In 2023 she made her seasonal debut at the Gymnastik International in Schmiden, taking 5th place with 5 balls. In April she took part in the Sofia International Tournament being 11th overall. At the Portimão International Tournament they won bronze with 5 ropes and silver in the All-Around and with 5 balls. In June she competed at the Pan American Championships in Guadalajara (along Annabella Hantov, Goda Balsys, Greta Pavilonyte and Alaini Spata) winning bronze with 5 ropes and silver in the All-Around and with 5 balls. At the 2nd Junior World Championships in Sofia the group took 22nd place in the All-Around, 23rd with 5 ropes, 20th with 5 balls and 11th in teams.

=== Senior ===
She became age eligible for senior competitions in 2024, after the members of the previous group retired, she was called up to form the new senior group under the orders of Kamelia Dunavska and Margarita Mamzina.

The new group made its debut at the Friendship Cup in Alkmaar, winning gold overall.
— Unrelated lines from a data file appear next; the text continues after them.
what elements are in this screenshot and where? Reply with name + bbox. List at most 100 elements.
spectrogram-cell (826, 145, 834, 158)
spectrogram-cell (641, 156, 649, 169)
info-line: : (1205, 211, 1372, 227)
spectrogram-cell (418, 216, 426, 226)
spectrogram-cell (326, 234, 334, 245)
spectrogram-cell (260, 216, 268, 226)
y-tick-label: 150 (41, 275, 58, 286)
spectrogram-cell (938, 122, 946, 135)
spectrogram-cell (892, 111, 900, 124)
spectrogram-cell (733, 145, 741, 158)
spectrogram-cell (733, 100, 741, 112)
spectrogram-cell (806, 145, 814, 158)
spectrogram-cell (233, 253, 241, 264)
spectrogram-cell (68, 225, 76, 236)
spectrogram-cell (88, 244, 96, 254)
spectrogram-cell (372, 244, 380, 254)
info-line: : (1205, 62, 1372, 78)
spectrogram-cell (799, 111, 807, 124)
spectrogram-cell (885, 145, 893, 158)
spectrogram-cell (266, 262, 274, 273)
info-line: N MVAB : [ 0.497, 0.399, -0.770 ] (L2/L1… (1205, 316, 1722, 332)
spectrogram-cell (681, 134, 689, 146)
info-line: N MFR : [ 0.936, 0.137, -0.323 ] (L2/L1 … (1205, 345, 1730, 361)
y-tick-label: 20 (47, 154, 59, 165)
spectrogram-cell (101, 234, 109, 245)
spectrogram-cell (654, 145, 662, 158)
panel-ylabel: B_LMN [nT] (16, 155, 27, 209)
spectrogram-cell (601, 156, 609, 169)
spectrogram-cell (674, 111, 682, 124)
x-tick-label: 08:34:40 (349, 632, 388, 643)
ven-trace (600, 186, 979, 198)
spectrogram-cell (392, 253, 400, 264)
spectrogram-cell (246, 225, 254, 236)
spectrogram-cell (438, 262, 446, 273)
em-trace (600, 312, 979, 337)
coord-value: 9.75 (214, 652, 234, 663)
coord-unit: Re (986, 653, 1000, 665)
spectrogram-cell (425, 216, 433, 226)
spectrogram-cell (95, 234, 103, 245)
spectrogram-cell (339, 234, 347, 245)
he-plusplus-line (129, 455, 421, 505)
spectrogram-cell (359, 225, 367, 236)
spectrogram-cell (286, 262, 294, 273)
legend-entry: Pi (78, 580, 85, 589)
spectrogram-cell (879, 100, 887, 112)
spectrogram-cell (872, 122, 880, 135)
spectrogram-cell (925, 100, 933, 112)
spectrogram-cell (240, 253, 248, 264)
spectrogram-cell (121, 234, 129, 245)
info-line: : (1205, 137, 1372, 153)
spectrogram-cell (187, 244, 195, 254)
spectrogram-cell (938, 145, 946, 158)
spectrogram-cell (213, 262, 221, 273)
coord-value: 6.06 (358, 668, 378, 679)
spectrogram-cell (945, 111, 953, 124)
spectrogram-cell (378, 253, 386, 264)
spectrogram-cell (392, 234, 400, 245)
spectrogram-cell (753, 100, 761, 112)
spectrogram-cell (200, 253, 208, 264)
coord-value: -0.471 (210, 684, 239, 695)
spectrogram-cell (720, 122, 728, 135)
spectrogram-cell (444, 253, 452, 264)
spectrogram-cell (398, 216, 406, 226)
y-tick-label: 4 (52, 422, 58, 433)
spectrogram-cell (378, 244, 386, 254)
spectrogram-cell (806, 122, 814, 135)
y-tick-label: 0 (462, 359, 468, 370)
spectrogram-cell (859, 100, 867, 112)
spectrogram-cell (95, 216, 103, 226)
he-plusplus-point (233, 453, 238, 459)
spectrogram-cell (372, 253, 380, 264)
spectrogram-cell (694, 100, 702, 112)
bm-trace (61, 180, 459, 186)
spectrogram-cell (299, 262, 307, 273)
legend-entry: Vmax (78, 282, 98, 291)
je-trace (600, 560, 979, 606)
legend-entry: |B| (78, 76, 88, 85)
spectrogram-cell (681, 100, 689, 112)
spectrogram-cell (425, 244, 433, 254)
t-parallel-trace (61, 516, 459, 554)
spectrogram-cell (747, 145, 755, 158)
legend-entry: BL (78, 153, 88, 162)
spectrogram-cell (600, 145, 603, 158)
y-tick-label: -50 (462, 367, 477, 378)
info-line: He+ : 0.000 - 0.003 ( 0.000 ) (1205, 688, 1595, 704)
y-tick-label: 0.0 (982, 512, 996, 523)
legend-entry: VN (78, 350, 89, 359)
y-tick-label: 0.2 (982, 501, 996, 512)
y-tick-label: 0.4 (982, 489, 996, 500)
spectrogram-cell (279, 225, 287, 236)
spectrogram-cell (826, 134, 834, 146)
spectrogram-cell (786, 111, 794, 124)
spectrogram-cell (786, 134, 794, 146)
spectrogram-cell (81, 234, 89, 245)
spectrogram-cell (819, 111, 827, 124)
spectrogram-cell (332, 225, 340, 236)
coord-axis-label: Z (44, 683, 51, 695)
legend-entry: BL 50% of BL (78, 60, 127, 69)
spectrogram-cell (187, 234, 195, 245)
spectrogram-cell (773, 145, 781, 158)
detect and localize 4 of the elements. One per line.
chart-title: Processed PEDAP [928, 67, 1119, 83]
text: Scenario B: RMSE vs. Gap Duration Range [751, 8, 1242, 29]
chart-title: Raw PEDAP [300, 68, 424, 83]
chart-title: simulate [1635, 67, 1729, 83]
At the World Cup in Sofia they finished 10th overall, 12th with 3 balls & 2 hoops and 8th with ribbons. In Baku they were 11th in the All-Around, 13th with 5 ribbons and 9th in the mixed event. At the Portimão World Challenge Cup they were 5th overall, winning bronze with 5 ribbons and silver with 3 balls & 2 hoops.

She was confirmed into the group in 2026, first competing at the Miss Valentine Grand Prix in Tartu where, as a member of USA Group A along Greta Pavilonyte, Kalina Trayanov, Natalia Ye-Granda, Goda Balsys and Aurora Sullivan, she was 4th overall and won silver with 3 hoops & 4 clubs. In March she took part in the World Cup in Sofia, being 14th in the All-Around, 8th with 5 balls and 20th with 3 hoops & 4 clubs. In Tashkent team USA was 9th in the All-Around and 6th in the mixed apparatus' final. A month later she participated in the stage in Portimão, being 7th in the All-Around, 8th with 5 balls and 4th with 3 hoops & 4 clubs. In June she was selected for the Pan American Championships in Rio de Janeiro, winning silver in the All-Around.